Kita sebagai umat Islam yang berdomisili di Indonesia, mempunyai tradisi Halal bi halal yang biasanya dilaksanakan dengan tujuan untuk mempererat tali silaturahmi sesama umat muslim. Dalam acara Halal bi halal tersebut biasanya diselingi dengan acara ceramah keagamaan yang berkaitan dengan Hikmah-hikmah Idul Fithri, yang Insya Allah dapat mempertajam kerohanian dan keimanan kita kepada Allah SWT.

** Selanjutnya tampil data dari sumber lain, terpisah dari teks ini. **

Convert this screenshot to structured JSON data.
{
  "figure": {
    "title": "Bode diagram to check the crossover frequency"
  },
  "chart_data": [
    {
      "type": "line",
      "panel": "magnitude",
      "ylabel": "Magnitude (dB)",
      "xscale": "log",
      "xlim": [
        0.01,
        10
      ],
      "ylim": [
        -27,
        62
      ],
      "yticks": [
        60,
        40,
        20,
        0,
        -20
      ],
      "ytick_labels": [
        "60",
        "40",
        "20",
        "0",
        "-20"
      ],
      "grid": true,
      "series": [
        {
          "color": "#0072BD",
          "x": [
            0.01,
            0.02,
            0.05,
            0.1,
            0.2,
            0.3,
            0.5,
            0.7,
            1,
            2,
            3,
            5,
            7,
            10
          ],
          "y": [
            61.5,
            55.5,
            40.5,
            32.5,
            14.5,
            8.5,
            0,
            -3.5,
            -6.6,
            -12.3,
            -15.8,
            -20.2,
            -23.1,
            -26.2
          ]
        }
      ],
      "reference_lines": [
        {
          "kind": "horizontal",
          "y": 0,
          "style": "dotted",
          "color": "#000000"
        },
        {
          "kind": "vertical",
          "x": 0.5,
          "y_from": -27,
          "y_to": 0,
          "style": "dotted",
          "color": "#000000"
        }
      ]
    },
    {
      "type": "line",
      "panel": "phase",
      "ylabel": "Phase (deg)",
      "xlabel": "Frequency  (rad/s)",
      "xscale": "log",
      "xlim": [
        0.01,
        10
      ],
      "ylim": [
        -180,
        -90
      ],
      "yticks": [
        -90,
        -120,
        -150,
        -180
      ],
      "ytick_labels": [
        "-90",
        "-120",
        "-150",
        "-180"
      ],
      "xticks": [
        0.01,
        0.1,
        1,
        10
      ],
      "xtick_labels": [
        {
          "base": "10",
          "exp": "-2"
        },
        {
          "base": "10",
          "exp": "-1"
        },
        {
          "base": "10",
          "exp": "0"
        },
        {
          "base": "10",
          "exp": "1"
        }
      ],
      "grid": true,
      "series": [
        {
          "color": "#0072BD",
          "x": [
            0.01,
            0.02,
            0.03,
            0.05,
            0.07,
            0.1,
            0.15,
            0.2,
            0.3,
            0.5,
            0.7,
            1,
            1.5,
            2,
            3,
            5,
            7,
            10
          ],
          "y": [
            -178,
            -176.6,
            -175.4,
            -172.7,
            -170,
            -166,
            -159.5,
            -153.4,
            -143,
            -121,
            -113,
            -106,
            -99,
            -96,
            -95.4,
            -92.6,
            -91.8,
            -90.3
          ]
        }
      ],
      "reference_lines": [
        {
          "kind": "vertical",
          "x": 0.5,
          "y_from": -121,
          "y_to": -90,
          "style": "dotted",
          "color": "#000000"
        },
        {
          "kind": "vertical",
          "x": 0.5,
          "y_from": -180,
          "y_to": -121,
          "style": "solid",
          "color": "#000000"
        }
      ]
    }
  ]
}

Pada acara Halal bi halal kali ini, penulis mencoba untuk membuat suatu makalah yang berkaitan dengan peringatan hari Raya Idul Fitri, yaitu Hikmah Halal bi halal.

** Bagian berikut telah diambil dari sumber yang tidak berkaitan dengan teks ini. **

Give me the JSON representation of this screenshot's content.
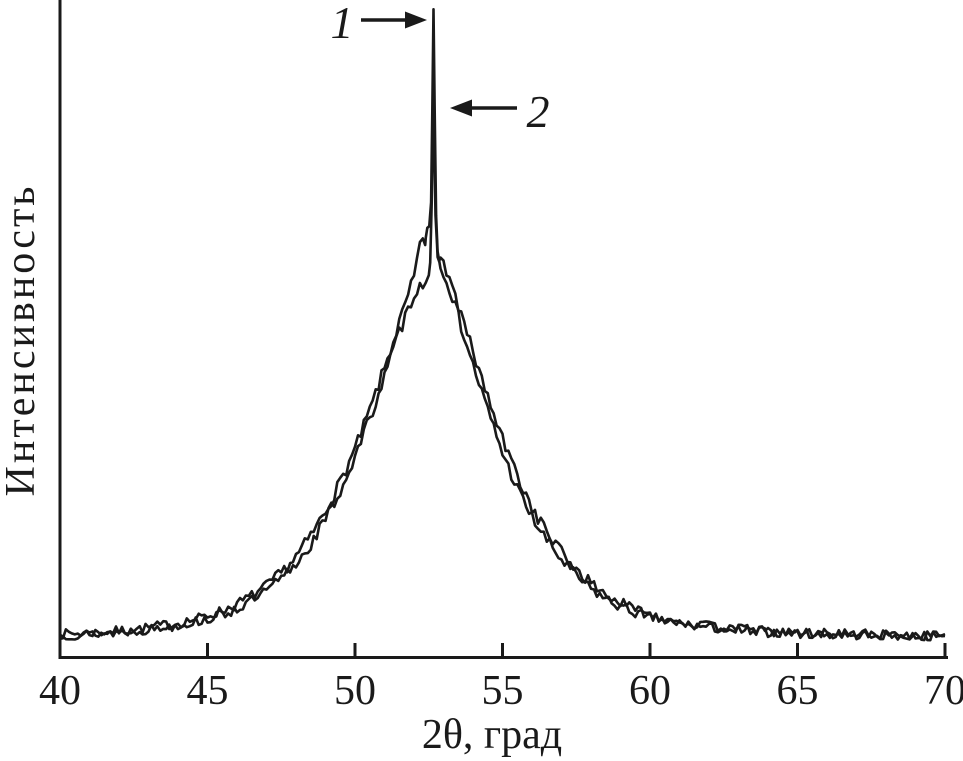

PEGERTIAN HIKMAH DAN HALAL BI HALAL

Secara umum, hikmah, yang dalam kamus umum bahasa Indonesia dimengerti sebagai “arti yang mendalam”, biasa dipetik di dalam dua perspektif atau pandangan. Pertama, dalam perspektif yang “aktulistis”. Dan kedua alam perspektif “historis”. Melalui sisi pandang ini, hikmah sebagai “pelajaran” akan dipahami dalam dua “wajah”, yakni hikmah dari sebuah kesuksesan, kebaikan dan kebenaran, maupun hikmah dari sebuah kebenaran, keburukan dan kesalahan. Sedangkan, istilah Halal bi halal secara harfiah mempunyai arti halal dengan halal atau halal atas halal. Tetapi dalam kehidupan umat Islam di Indonesia, Halal bi halal mempunyai makna yang sangat luas, yaitu suatu pola hubungan silaturahmi antar sesama umat muslim yang diwujudkan dalam suatu kegiatan atau acara keagamaan, yang juga disertai dengan saling memaafkan, dan dijiwai oleh nilai-nilai ukhuwah Islamiyah dan nilai-nilai Idul Fithri.

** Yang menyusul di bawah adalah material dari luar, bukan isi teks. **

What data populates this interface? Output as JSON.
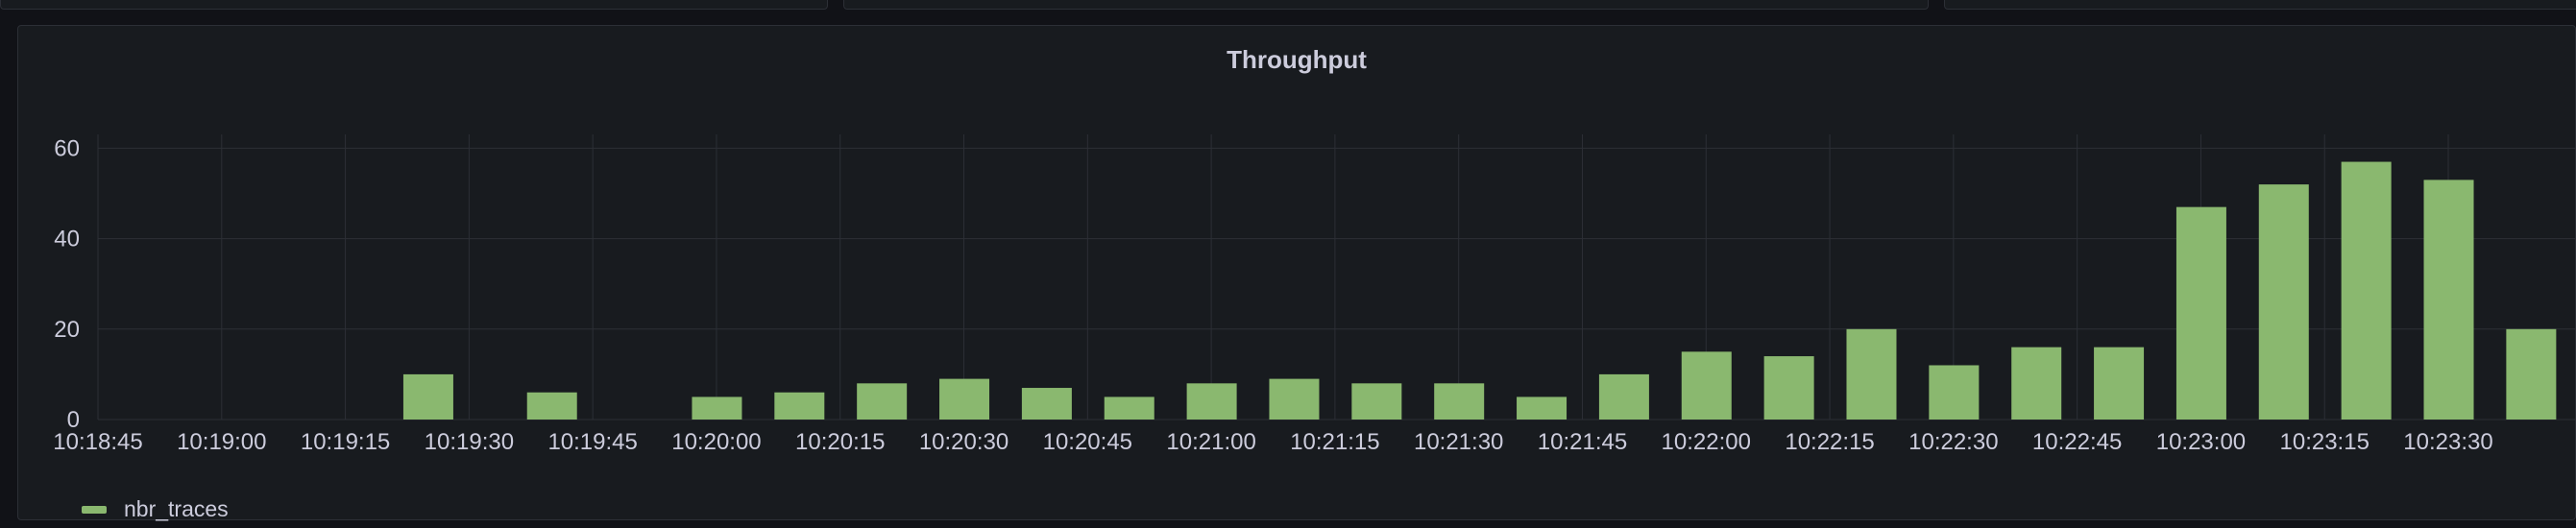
{
  "panel": {
    "title": "Throughput"
  },
  "colors": {
    "background": "#181b1f",
    "grid": "#2c2f36",
    "text": "#ccccdc",
    "bar": "#8ab86f"
  },
  "chart_data": {
    "type": "bar",
    "title": "Throughput",
    "xlabel": "",
    "ylabel": "",
    "ylim": [
      0,
      62
    ],
    "yticks": [
      0,
      20,
      40,
      60
    ],
    "x_tick_labels": [
      "10:18:45",
      "10:19:00",
      "10:19:15",
      "10:19:30",
      "10:19:45",
      "10:20:00",
      "10:20:15",
      "10:20:30",
      "10:20:45",
      "10:21:00",
      "10:21:15",
      "10:21:30",
      "10:21:45",
      "10:22:00",
      "10:22:15",
      "10:22:30",
      "10:22:45",
      "10:23:00",
      "10:23:15",
      "10:23:30"
    ],
    "categories": [
      "10:18:45",
      "10:18:50",
      "10:18:55",
      "10:19:00",
      "10:19:05",
      "10:19:10",
      "10:19:15",
      "10:19:20",
      "10:19:25",
      "10:19:30",
      "10:19:35",
      "10:19:40",
      "10:19:45",
      "10:19:50",
      "10:19:55",
      "10:20:00",
      "10:20:05",
      "10:20:10",
      "10:20:15",
      "10:20:20",
      "10:20:25",
      "10:20:30",
      "10:20:35",
      "10:20:40",
      "10:20:45",
      "10:20:50",
      "10:20:55",
      "10:21:00",
      "10:21:05",
      "10:21:10",
      "10:21:15",
      "10:21:20",
      "10:21:25",
      "10:21:30",
      "10:21:35",
      "10:21:40",
      "10:21:45",
      "10:21:50",
      "10:21:55",
      "10:22:00",
      "10:22:05",
      "10:22:10",
      "10:22:15",
      "10:22:20",
      "10:22:25",
      "10:22:30",
      "10:22:35",
      "10:22:40",
      "10:22:45",
      "10:22:50",
      "10:22:55",
      "10:23:00",
      "10:23:05",
      "10:23:10",
      "10:23:15",
      "10:23:20",
      "10:23:25",
      "10:23:30",
      "10:23:35",
      "10:23:40"
    ],
    "series": [
      {
        "name": "nbr_traces",
        "values": [
          0,
          0,
          0,
          0,
          0,
          0,
          0,
          0,
          10,
          0,
          0,
          6,
          0,
          0,
          0,
          5,
          0,
          6,
          0,
          8,
          0,
          9,
          0,
          7,
          0,
          5,
          0,
          8,
          0,
          9,
          0,
          8,
          0,
          8,
          0,
          5,
          0,
          10,
          0,
          15,
          0,
          14,
          0,
          20,
          0,
          12,
          0,
          16,
          0,
          16,
          0,
          47,
          0,
          52,
          0,
          57,
          0,
          53,
          0,
          20
        ]
      }
    ],
    "grid": true,
    "legend": "bottom-left"
  }
}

Berkaitan dengan masalah hikmah yang dipandang dari sisi aktualistis, setiap orang diharapkan bisa mengambil arti yang mendalam atau hikmah dari sebuah peristiwa, yang terjadi dalam kehidupan di alam semesta, karena semua yang terjadi bukanlah suatu hal yang sia-sia.

“Ya Tuhan kami, tiadalah Engkau menciptakan semua ini dengan sia-sia, Maha Suci Engkau …..“. (QS Ali Imron 3 : 191).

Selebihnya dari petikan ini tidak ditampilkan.